Tara memberi isyarat kepada Gala. "Carikan tempat untuk es batunya!!"
Caira membuntuti suaminya menuju lemari piring. Setelah keduanya pergi, Tara menatap Tari sambil tersenyum manis. "Hai," ucapnya sambil mengedipkan sebelah matanya.
Tari memiringkan kepala. "Waktu pertama kali kita bertemu, kau mabuk. Dan sekarang kau mabuk lagi? Pengusaha macam apa kau ini, kerjamu mabuk saja."

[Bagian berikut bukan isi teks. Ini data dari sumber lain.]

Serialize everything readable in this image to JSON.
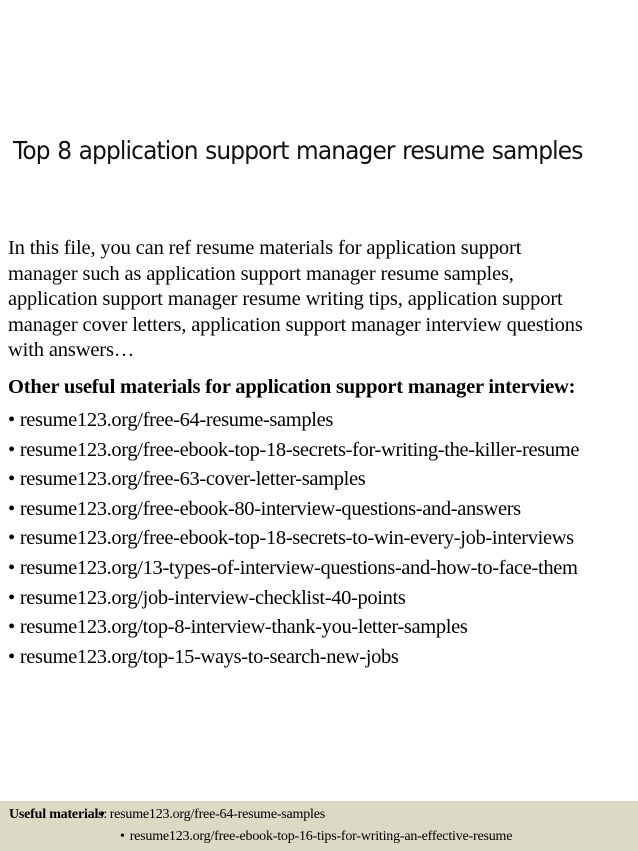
{
  "title": "Top 8 application support manager resume samples",
  "intro_lines": [
    "In this file, you can ref resume materials for application support",
    "manager such as  application support manager resume samples,",
    "application support manager resume writing tips, application support",
    "manager cover letters, application support manager interview questions",
    "with answers…"
  ],
  "materials": {
    "heading": "Other useful materials for application support manager interview:",
    "bullet": "•",
    "links": [
      "resume123.org/free-64-resume-samples",
      "resume123.org/free-ebook-top-18-secrets-for-writing-the-killer-resume",
      "resume123.org/free-63-cover-letter-samples",
      "resume123.org/free-ebook-80-interview-questions-and-answers",
      "resume123.org/free-ebook-top-18-secrets-to-win-every-job-interviews",
      "resume123.org/13-types-of-interview-questions-and-how-to-face-them",
      "resume123.org/job-interview-checklist-40-points",
      "resume123.org/top-8-interview-thank-you-letter-samples",
      "resume123.org/top-15-ways-to-search-new-jobs"
    ]
  },
  "footer": {
    "label": "Useful materials",
    "colon": ":",
    "bullet": "•",
    "links": [
      "resume123.org/free-64-resume-samples",
      "resume123.org/free-ebook-top-16-tips-for-writing-an-effective-resume"
    ],
    "background_color": "#dcd9c5"
  }
}
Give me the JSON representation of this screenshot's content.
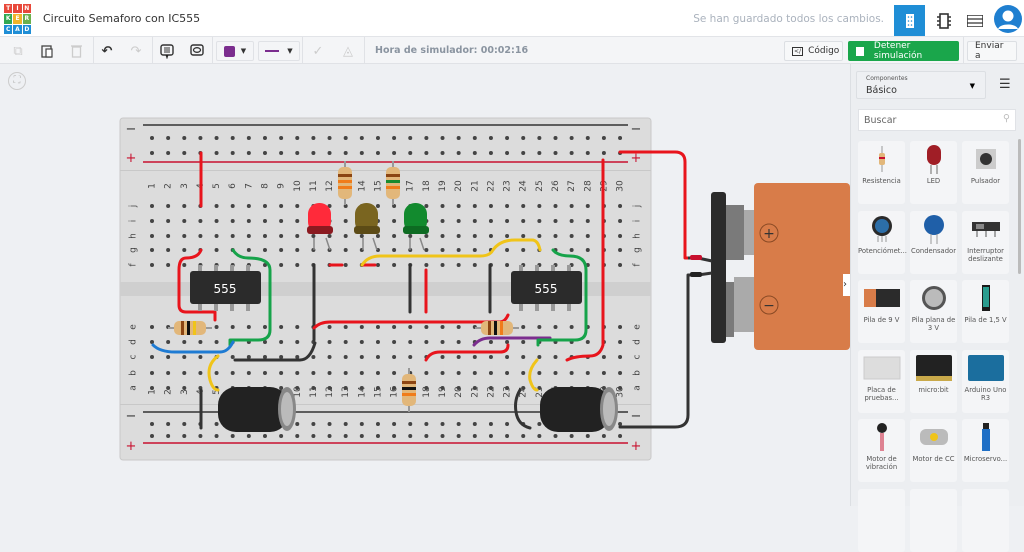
{
  "app": {
    "logo_letters": [
      "T",
      "I",
      "N",
      "K",
      "E",
      "R",
      "C",
      "A",
      "D"
    ],
    "title": "Circuito Semaforo con IC555",
    "save_status": "Se han guardado todos los cambios."
  },
  "header_icons": [
    "breadboard-view-icon",
    "schematic-view-icon",
    "component-list-icon",
    "user-avatar-icon"
  ],
  "toolbar": {
    "sim_time_label": "Hora de simulador: 00:02:16",
    "code_label": "Código",
    "stop_sim_label": "Detener simulación",
    "send_label": "Enviar a",
    "wire_color": "#7b2d8e"
  },
  "sidebar": {
    "components_label": "Componentes",
    "components_value": "Básico",
    "search_placeholder": "Buscar",
    "items": [
      {
        "label": "Resistencia",
        "icon": "resistor"
      },
      {
        "label": "LED",
        "icon": "led"
      },
      {
        "label": "Pulsador",
        "icon": "pushbutton"
      },
      {
        "label": "Potenciómet...",
        "icon": "potentiometer"
      },
      {
        "label": "Condensador",
        "icon": "capacitor"
      },
      {
        "label": "Interruptor deslizante",
        "icon": "slide-switch"
      },
      {
        "label": "Pila de 9 V",
        "icon": "battery-9v"
      },
      {
        "label": "Pila plana de 3 V",
        "icon": "coin-cell"
      },
      {
        "label": "Pila de 1,5 V",
        "icon": "battery-aa"
      },
      {
        "label": "Placa de pruebas...",
        "icon": "breadboard"
      },
      {
        "label": "micro:bit",
        "icon": "microbit"
      },
      {
        "label": "Arduino Uno R3",
        "icon": "arduino"
      },
      {
        "label": "Motor de vibración",
        "icon": "vibration-motor"
      },
      {
        "label": "Motor de CC",
        "icon": "dc-motor"
      },
      {
        "label": "Microservo...",
        "icon": "microservo"
      },
      {
        "label": "",
        "icon": "more"
      },
      {
        "label": "",
        "icon": "more"
      },
      {
        "label": "",
        "icon": "more"
      }
    ]
  },
  "breadboard": {
    "columns": [
      "1",
      "2",
      "3",
      "4",
      "5",
      "6",
      "7",
      "8",
      "9",
      "10",
      "11",
      "12",
      "13",
      "14",
      "15",
      "16",
      "17",
      "18",
      "19",
      "20",
      "21",
      "22",
      "23",
      "24",
      "25",
      "26",
      "27",
      "28",
      "29",
      "30"
    ],
    "rows_top": [
      "j",
      "i",
      "h",
      "g",
      "f"
    ],
    "rows_bottom": [
      "e",
      "d",
      "c",
      "b",
      "a"
    ],
    "rail_minus": "−",
    "rail_plus": "+",
    "chip_label": "555"
  },
  "battery": {
    "plus": "+",
    "minus": "−"
  }
}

Tara tertawa. "Sumpah, aku jarang sekali mabuk. Tadi Gala yang mengajakku minum setelah melihat parade cosplay."
"Lalu yang kemarin?"
Tara kembali tersenyum "Itu aku sedang ada masalah."
"Sama saja."
Gala kembali dengan es batu yang di bungkus oleh sehelai serbet usang, ia menyerahkanya kepada Tara, kemudian Tara menekankan es batu itu ke pergelangan kaki Tari. "Caira, aku butuh kotak P3K yang ada di bagasi mobilmu. Bisa tolong ambilkan?" ucap Tara pada adiknya.
Caira mengangguk, ia menarik tangan Gala keluar untuk menemaninya mengambil kotak P3K.
Tara menekan bagian bawah kaki Tari dengan telapak tangannya. "Coba dorong ke arah tanganku," pintanya.
Tari pun mengikuti perintahnya. Sakit, tapi Tari sudah mulai bisa menggerakannya. "Apa kakiku patah?"
Tara menggerakkan telapak kaki Tari ke kiri dan ke kanan. "Kurasa tidak. Coba kita tunggu beberapa menit dan lihat apakah kamu bisa berjalan."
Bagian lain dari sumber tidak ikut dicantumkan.